The sports world mourns Kobe Bryant
Alex Myers discusses how the tragic death of NBA legend Kobe Bryant is being felt all over the globe.
Released on 1/27/2020
So we're gonna do something a little bit different
this week following the tragic death
of Kobe Bryant, his daughter Gianna, and seven others.
First of all, our thoughts and prayers
are with the families of these nine people.
Nothing I can say will help anyone involved.
This is a much more serious topic than we ever address.
But it's too big of an event to ignore.
Anyway, I've wasted an absurd amount of time
debating Bryant's place in history through the years.
Specifically, how he compares to LeBron James
and Kobe's former teammate, Shaq.
But none of that matters today.
In fact, it's hard to image any of that mattering again.
Kobe was one of the all time
great basketball players, period.
And clearly one of the most transcendent athletes
and biggest stars this planet has ever seen.
NBA players including LeBron James were brought to tears.
NFL players coordinated a celebration in his honor
at the Pro Bowl.
In soccer, Neymar saluted him during a game.
In tennis, Nick Kyrgios wore a Kobe Bryant jersey
for his Australian Open warm up.
Even the freaking Grammy Awards opened up
with the likes of Alicia Keys, Boys 2 Men, and Lizzo
paying tribute to Kobe.
News of Kobe's death hit the world of golf hard, too.
Tiger Woods, whose career as a teen phenom to a legend
has overlapped with Kobe,
was visibly shocked when told what happened.
In several post-round interviews,
he did his best to put this tragedy into words.
So did others on social media.
From Rory McIlroy, to Brooks Koepka, to Justin Thomas.
In fact, as Golf Channel's Rex Hoggard pointed out,
13 PGA Tour pros list Kobe as their favorite athlete.
He doesn't play golf.
He doesn't even play basketball anymore.
But it didn't matter.
He was idolized across the globe.
Kobe was arguably my favorite athlete as well
before LeBron came along
and before I got swept into the world of advanced metrics.
In fact, I wrote my first ever column
in our college paper, comparing him to Michael Jordan.
I know, I know, how original.
And I'll never forget when he scored 81 points.

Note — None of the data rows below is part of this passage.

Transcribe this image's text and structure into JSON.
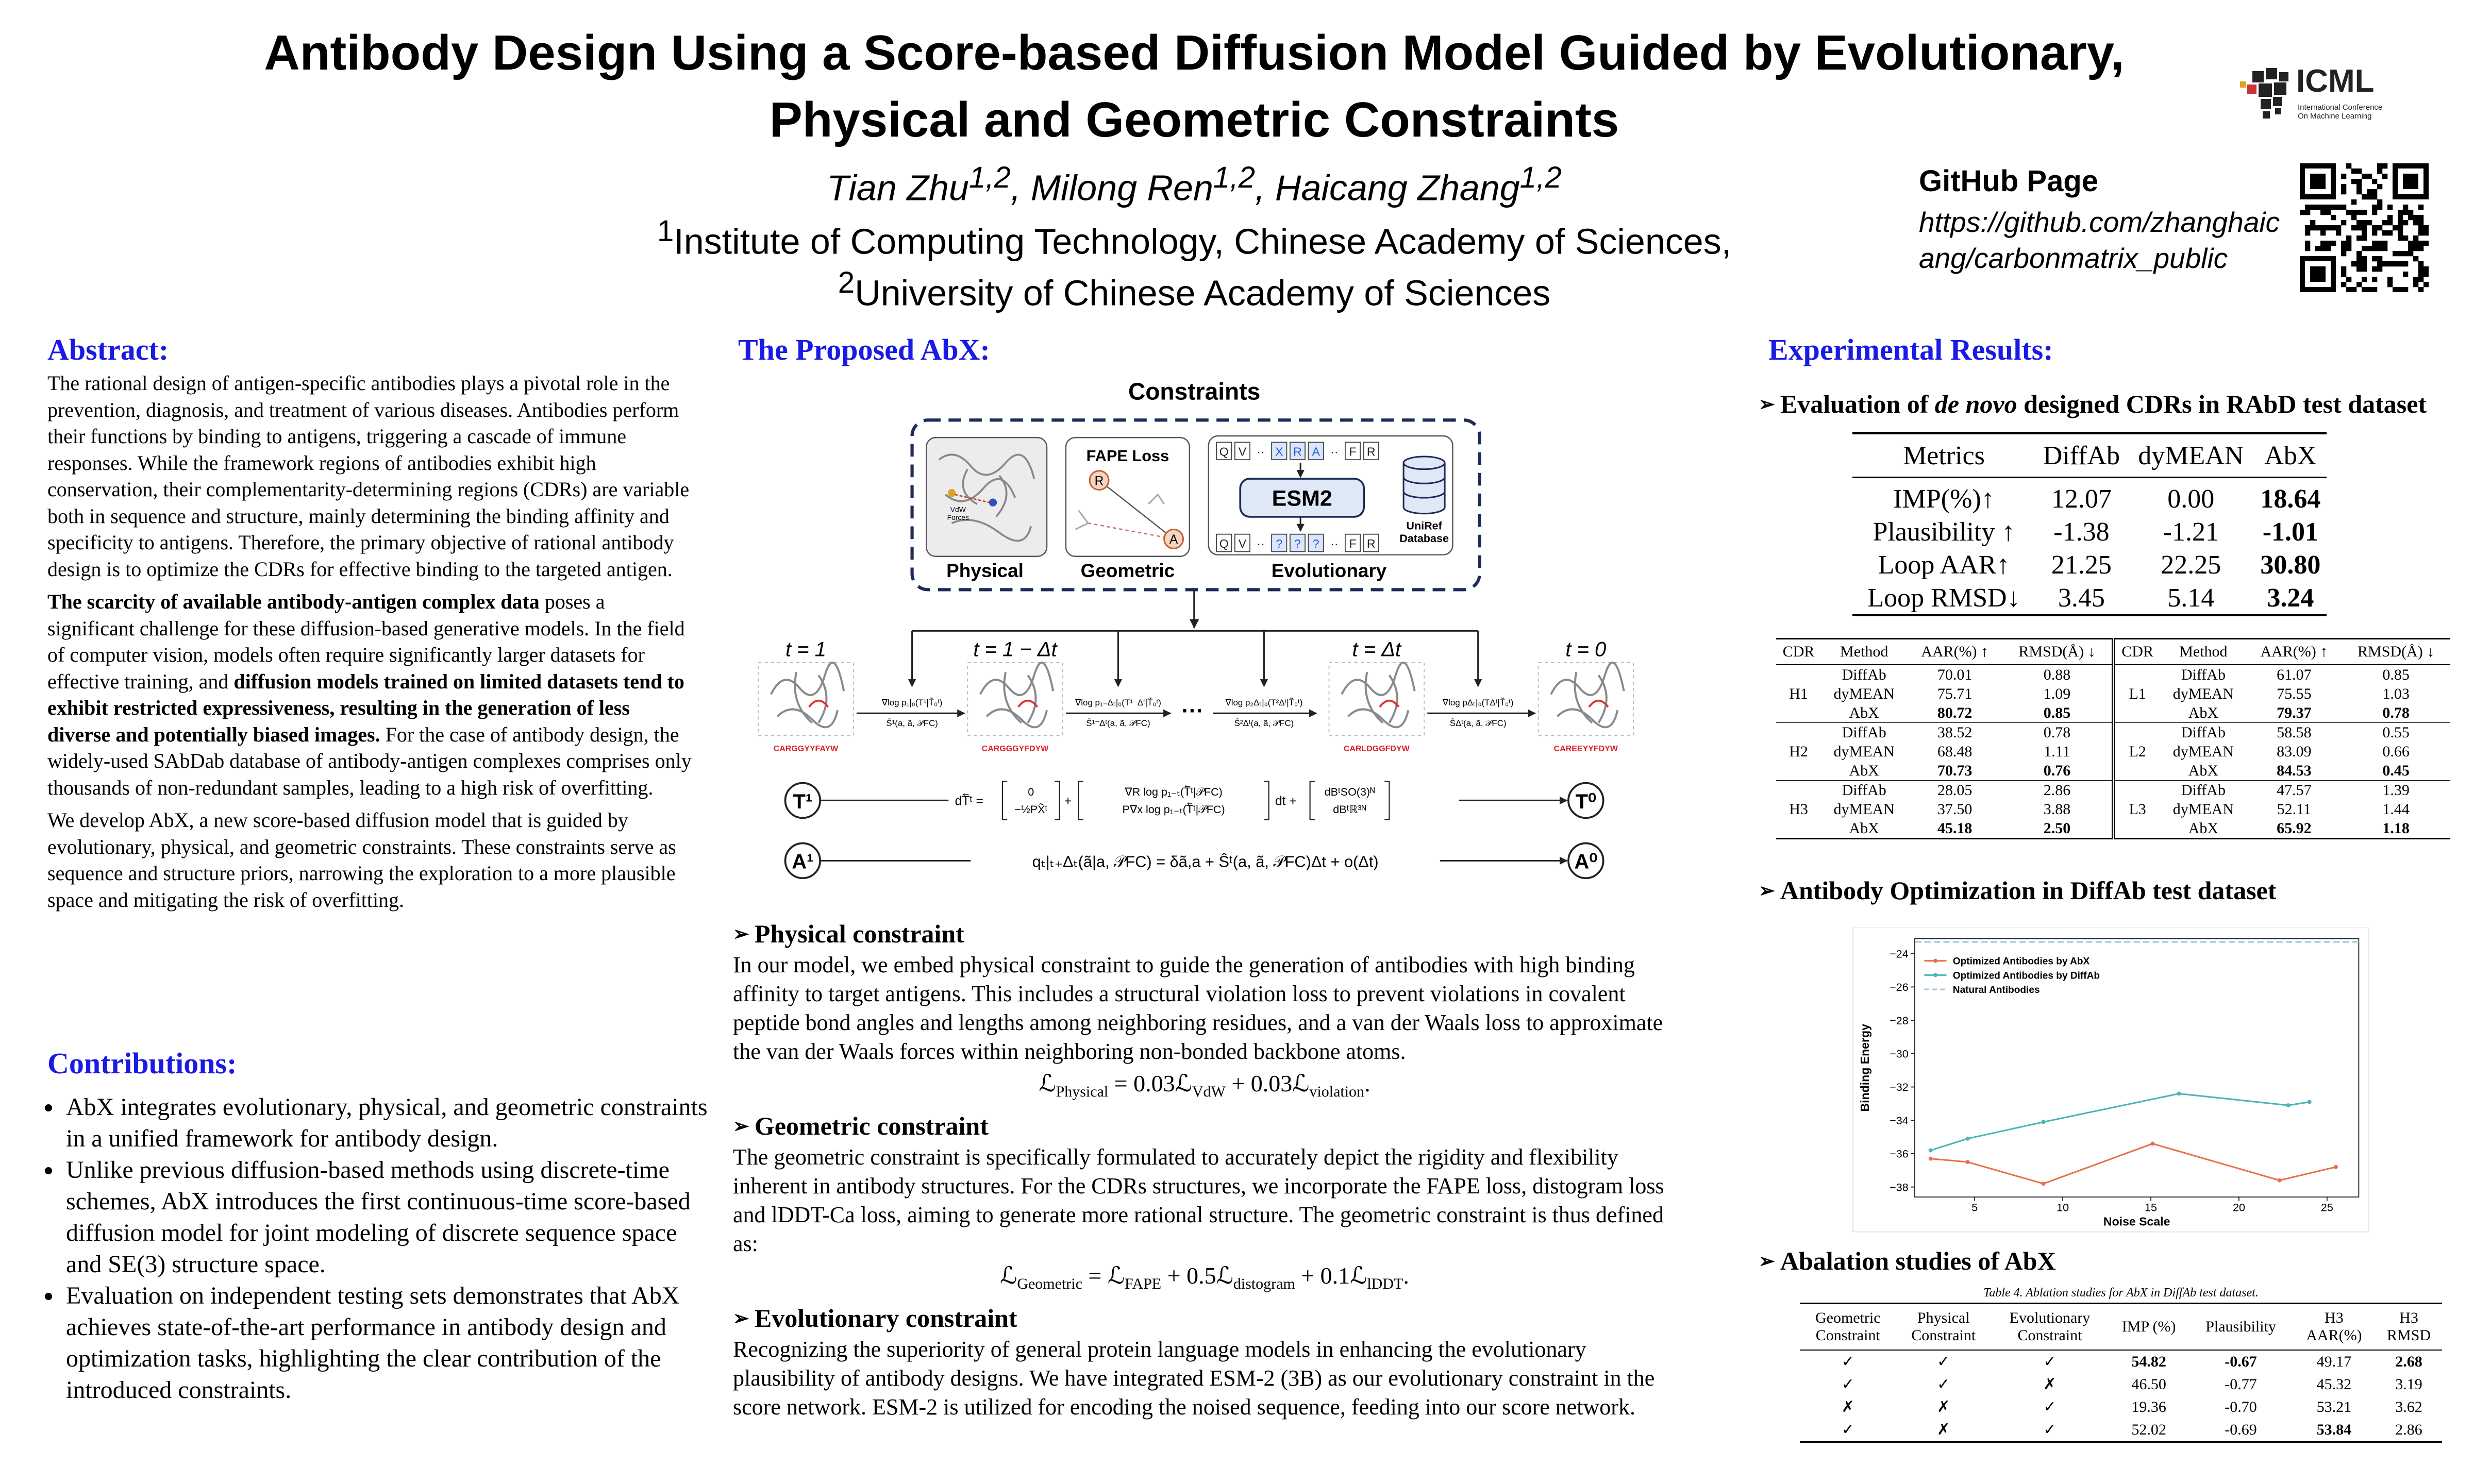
{
  "header": {
    "title_line1": "Antibody Design Using a Score-based Diffusion Model Guided by Evolutionary,",
    "title_line2": "Physical and Geometric Constraints",
    "authors": [
      "Tian Zhu",
      {
        "sup": "1,2"
      },
      ", Milong Ren",
      {
        "sup": "1,2"
      },
      ", Haicang Zhang",
      {
        "sup": "1,2"
      }
    ],
    "affiliation1": [
      {
        "sup": "1"
      },
      "Institute of Computing Technology, Chinese Academy of Sciences,"
    ],
    "affiliation2": [
      {
        "sup": "2"
      },
      "University of Chinese Academy of Sciences"
    ],
    "github_label": "GitHub Page",
    "github_url": "https://github.com/zhanghaicang/carbonmatrix_public",
    "logo": "ICML",
    "logo_sub1": "International Conference",
    "logo_sub2": "On Machine Learning"
  },
  "abstract": {
    "heading": "Abstract:",
    "paragraphs": [
      "The rational design of antigen-specific antibodies plays a pivotal role in the prevention, diagnosis, and treatment of various diseases. Antibodies perform their functions by binding to antigens, triggering a cascade of immune responses.  While the framework regions of antibodies exhibit high conservation, their complementarity-determining regions (CDRs) are variable both in sequence and structure, mainly determining the binding affinity and specificity to antigens. Therefore, the primary objective of rational antibody design is to optimize the CDRs for effective binding to the targeted antigen.",
      [
        {
          "b": "The scarcity of available antibody-antigen complex data"
        },
        " poses a significant challenge for these diffusion-based generative models. In the field of computer vision, models often require significantly larger datasets for effective training, and ",
        {
          "b": "diffusion models trained on limited datasets tend to exhibit restricted expressiveness, resulting in the generation of less diverse and potentially biased images."
        },
        " For the case of antibody design, the widely-used SAbDab database of antibody-antigen complexes comprises only thousands of non-redundant samples, leading to a high risk of overfitting."
      ],
      "We develop AbX, a new score-based diffusion model that is guided by evolutionary, physical, and geometric constraints. These constraints serve as sequence and structure priors, narrowing the exploration to a more plausible space and mitigating the risk of overfitting."
    ]
  },
  "contributions": {
    "heading": "Contributions:",
    "items": [
      "AbX integrates evolutionary, physical, and geometric constraints in a unified framework for antibody design.",
      "Unlike previous diffusion-based methods using discrete-time schemes, AbX introduces the first continuous-time score-based diffusion model for joint modeling of discrete sequence space and SE(3) structure space.",
      "Evaluation on independent testing sets demonstrates that AbX achieves state-of-the-art performance in antibody design and optimization tasks, highlighting the clear contribution of the introduced constraints."
    ]
  },
  "method": {
    "heading": "The Proposed AbX:",
    "figure": {
      "constraints": "Constraints",
      "physical": "Physical",
      "vdw": [
        "VdW",
        "Forces"
      ],
      "geometric": "Geometric",
      "fape": "FAPE Loss",
      "atom_r": "R",
      "atom_a": "A",
      "evolutionary": "Evolutionary",
      "esm": "ESM2",
      "uniref": [
        "UniRef",
        "Database"
      ],
      "tokens_top": [
        "Q",
        "V",
        "··",
        "X",
        "R",
        "A",
        "··",
        "F",
        "R"
      ],
      "tokens_bottom": [
        "Q",
        "V",
        "··",
        "?",
        "?",
        "?",
        "··",
        "F",
        "R"
      ],
      "times": [
        "t = 1",
        "t = 1 − Δt",
        "t = Δt",
        "t = 0"
      ],
      "sequences": [
        "CARGGYYFAYW",
        "CARGGGYFDYW",
        "CARLDGGFDYW",
        "CAREEYYFDYW"
      ],
      "score_labels": [
        "∇log p₁|₀(T¹|T̃₀ᵗ)",
        "∇log p₁₋Δₜ|₀(T¹⁻Δᵗ|T̃₀ᵗ)",
        "∇log p₂Δₜ|₀(T²Δᵗ|T̃₀ᵗ)",
        "∇log pΔₜ|₀(TΔᵗ|T̃₀ᵗ)"
      ],
      "rate_labels": [
        "Ŝ¹(a, ã, 𝒫FC)",
        "Ŝ¹⁻Δᵗ(a, ã, 𝒫FC)",
        "Ŝ²Δᵗ(a, ã, 𝒫FC)",
        "ŜΔᵗ(a, ã, 𝒫FC)"
      ],
      "ellipsis": "···",
      "t_start": "T¹",
      "t_end": "T⁰",
      "a_start": "A¹",
      "a_end": "A⁰",
      "t_equation": {
        "lhs": "dT⃖ᵗ =",
        "m1": [
          "0",
          "−½PX̃ᵗ"
        ],
        "op1": "+",
        "m2": [
          "∇R log p₁₋ₜ(T⃖ᵗ|𝒫FC)",
          "P∇x log p₁₋ₜ(T⃖ᵗ|𝒫FC)"
        ],
        "op2": "dt +",
        "m3": [
          "dBᵗSO(3)ᴺ",
          "dBᵗℝ³ᴺ"
        ]
      },
      "a_equation": "qₜ|ₜ₊Δₜ(ã|a, 𝒫FC) = δã,a + Ŝᵗ(a, ã, 𝒫FC)Δt + o(Δt)"
    },
    "sections": [
      {
        "heading": "Physical constraint",
        "text": "In our model, we embed physical constraint to guide the generation of antibodies with high binding affinity to target antigens. This includes a structural violation loss to prevent violations in covalent peptide bond angles and lengths among neighboring residues, and a van der Waals loss to approximate the van der Waals forces within neighboring non-bonded backbone atoms.",
        "equation": [
          {
            "base": "ℒ",
            "sub": "Physical"
          },
          " = 0.03",
          {
            "base": "ℒ",
            "sub": "VdW"
          },
          " + 0.03",
          {
            "base": "ℒ",
            "sub": "violation"
          },
          "."
        ]
      },
      {
        "heading": "Geometric constraint",
        "text": "The geometric constraint is specifically formulated to accurately depict the rigidity and flexibility inherent in antibody structures. For the CDRs structures, we incorporate the FAPE loss, distogram loss and lDDT-Ca loss, aiming to generate more rational structure. The geometric constraint is thus defined as:",
        "equation": [
          {
            "base": "ℒ",
            "sub": "Geometric"
          },
          " = ",
          {
            "base": "ℒ",
            "sub": "FAPE"
          },
          " + 0.5",
          {
            "base": "ℒ",
            "sub": "distogram"
          },
          " + 0.1",
          {
            "base": "ℒ",
            "sub": "lDDT"
          },
          "."
        ]
      },
      {
        "heading": "Evolutionary constraint",
        "text": "Recognizing the superiority of general protein language models in enhancing the evolutionary plausibility of antibody designs. We have integrated ESM-2 (3B) as our evolutionary constraint in the score network. ESM-2 is utilized for encoding the noised sequence, feeding into our score network."
      }
    ]
  },
  "results": {
    "heading": "Experimental Results:",
    "denovo": {
      "heading": [
        "Evaluation of ",
        {
          "em": "de novo"
        },
        " designed CDRs in RAbD test dataset"
      ],
      "table": {
        "header": [
          "Metrics",
          "DiffAb",
          "dyMEAN",
          "AbX"
        ],
        "rows": [
          [
            "IMP(%)↑",
            "12.07",
            "0.00",
            "18.64"
          ],
          [
            "Plausibility ↑",
            "-1.38",
            "-1.21",
            "-1.01"
          ],
          [
            "Loop AAR↑",
            "21.25",
            "22.25",
            "30.80"
          ],
          [
            "Loop RMSD↓",
            "3.45",
            "5.14",
            "3.24"
          ]
        ]
      },
      "cdr_table": {
        "header": [
          "CDR",
          "Method",
          "AAR(%) ↑",
          "RMSD(Å) ↓",
          "CDR",
          "Method",
          "AAR(%) ↑",
          "RMSD(Å) ↓"
        ],
        "groups": [
          {
            "left": {
              "cdr": "H1",
              "rows": [
                [
                  "DiffAb",
                  "70.01",
                  "0.88"
                ],
                [
                  "dyMEAN",
                  "75.71",
                  "1.09"
                ],
                [
                  "AbX",
                  "80.72",
                  "0.85"
                ]
              ]
            },
            "right": {
              "cdr": "L1",
              "rows": [
                [
                  "DiffAb",
                  "61.07",
                  "0.85"
                ],
                [
                  "dyMEAN",
                  "75.55",
                  "1.03"
                ],
                [
                  "AbX",
                  "79.37",
                  "0.78"
                ]
              ]
            }
          },
          {
            "left": {
              "cdr": "H2",
              "rows": [
                [
                  "DiffAb",
                  "38.52",
                  "0.78"
                ],
                [
                  "dyMEAN",
                  "68.48",
                  "1.11"
                ],
                [
                  "AbX",
                  "70.73",
                  "0.76"
                ]
              ]
            },
            "right": {
              "cdr": "L2",
              "rows": [
                [
                  "DiffAb",
                  "58.58",
                  "0.55"
                ],
                [
                  "dyMEAN",
                  "83.09",
                  "0.66"
                ],
                [
                  "AbX",
                  "84.53",
                  "0.45"
                ]
              ]
            }
          },
          {
            "left": {
              "cdr": "H3",
              "rows": [
                [
                  "DiffAb",
                  "28.05",
                  "2.86"
                ],
                [
                  "dyMEAN",
                  "37.50",
                  "3.88"
                ],
                [
                  "AbX",
                  "45.18",
                  "2.50"
                ]
              ]
            },
            "right": {
              "cdr": "L3",
              "rows": [
                [
                  "DiffAb",
                  "47.57",
                  "1.39"
                ],
                [
                  "dyMEAN",
                  "52.11",
                  "1.44"
                ],
                [
                  "AbX",
                  "65.92",
                  "1.18"
                ]
              ]
            }
          }
        ]
      }
    },
    "optimization": {
      "heading": "Antibody Optimization in DiffAb test dataset",
      "chart": {
        "type": "line",
        "xlabel": "Noise Scale",
        "ylabel": "Binding Energy",
        "xlim": [
          1.6,
          26.8
        ],
        "ylim": [
          -38.6,
          -23.1
        ],
        "xticks": [
          5,
          10,
          15,
          20,
          25
        ],
        "yticks": [
          {
            "value": -24,
            "label": "−24"
          },
          {
            "value": -26,
            "label": "−26"
          },
          {
            "value": -28,
            "label": "−28"
          },
          {
            "value": -30,
            "label": "−30"
          },
          {
            "value": -32,
            "label": "−32"
          },
          {
            "value": -34,
            "label": "−34"
          },
          {
            "value": -36,
            "label": "−36"
          },
          {
            "value": -38,
            "label": "−38"
          }
        ],
        "legend": "upper left",
        "series": [
          {
            "name": "Optimized Antibodies by AbX",
            "color": "#e8704a",
            "x": [
              2.5,
              4.6,
              8.9,
              15.1,
              22.3,
              25.5
            ],
            "values": [
              -36.3,
              -36.5,
              -37.8,
              -35.4,
              -37.6,
              -36.8
            ]
          },
          {
            "name": "Optimized Antibodies by DiffAb",
            "color": "#4bb5b5",
            "x": [
              2.5,
              4.6,
              8.9,
              16.6,
              22.8,
              24.0
            ],
            "values": [
              -35.8,
              -35.1,
              -34.1,
              -32.4,
              -33.1,
              -32.9
            ]
          }
        ],
        "reference": {
          "name": "Natural Antibodies",
          "color": "#9ecae1",
          "value": -23.3
        }
      }
    },
    "ablation": {
      "heading": "Abalation studies of AbX",
      "caption": "Table 4. Ablation studies for AbX in DiffAb test dataset.",
      "header": [
        [
          "Geometric",
          "Constraint"
        ],
        [
          "Physical",
          "Constraint"
        ],
        [
          "Evolutionary",
          "Constraint"
        ],
        [
          "IMP (%)"
        ],
        [
          "Plausibility"
        ],
        [
          "H3",
          "AAR(%)"
        ],
        [
          "H3",
          "RMSD"
        ]
      ],
      "rows": [
        [
          "✓",
          "✓",
          "✓",
          "54.82",
          "-0.67",
          "49.17",
          "2.68"
        ],
        [
          "✓",
          "✓",
          "✗",
          "46.50",
          "-0.77",
          "45.32",
          "3.19"
        ],
        [
          "✗",
          "✗",
          "✓",
          "19.36",
          "-0.70",
          "53.21",
          "3.62"
        ],
        [
          "✓",
          "✗",
          "✓",
          "52.02",
          "-0.69",
          "53.84",
          "2.86"
        ]
      ]
    }
  }
}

Not the game itself so much
but the feeling I had that next day
when I woke up and still couldn't believe it.
How could that happen?
Sadly, I felt the same way waking up today.
How could this happen?
The timing was crazy as well
with LeBron passing Kobe for third
on the NBA all-time scoring list just the night before.
And waxing poetic about how much Bryant meant to him.
Then there was the clip that went viral
of Kobe giving his daughter a basketball lesson
during a recent NBA game.
With no more games of his own,
Kobe had focused on Gigi's career.
And as a father myself,
the photos of them are heartbreaking.
Of course, despite all the NBA titles and accolades,
Kobe's career wasn't perfect.
Most notably there was a sexual assault charge
during the prime of his career.
But in the court of public opinion
he clearly died as a hero.
And again, as as loving father.
Kobe's not the first start athlete
to die unexpectedly.
But while others like Dale Earnhardt,
Payne Stewart and Roy Halladay have stunned the world,
none have quite had this impact.
Kobe was bigger than an athlete,
bigger than a brand.
His Mamba Mentality is a movement
and one that isn't going away anytime soon.
So let's keep Kobe in your head
for his relentless drive.
And let's keep Kobe, Gigi and the seven other victims
of this tragedy in your hearts
as a reminder of how precious our time on earth is.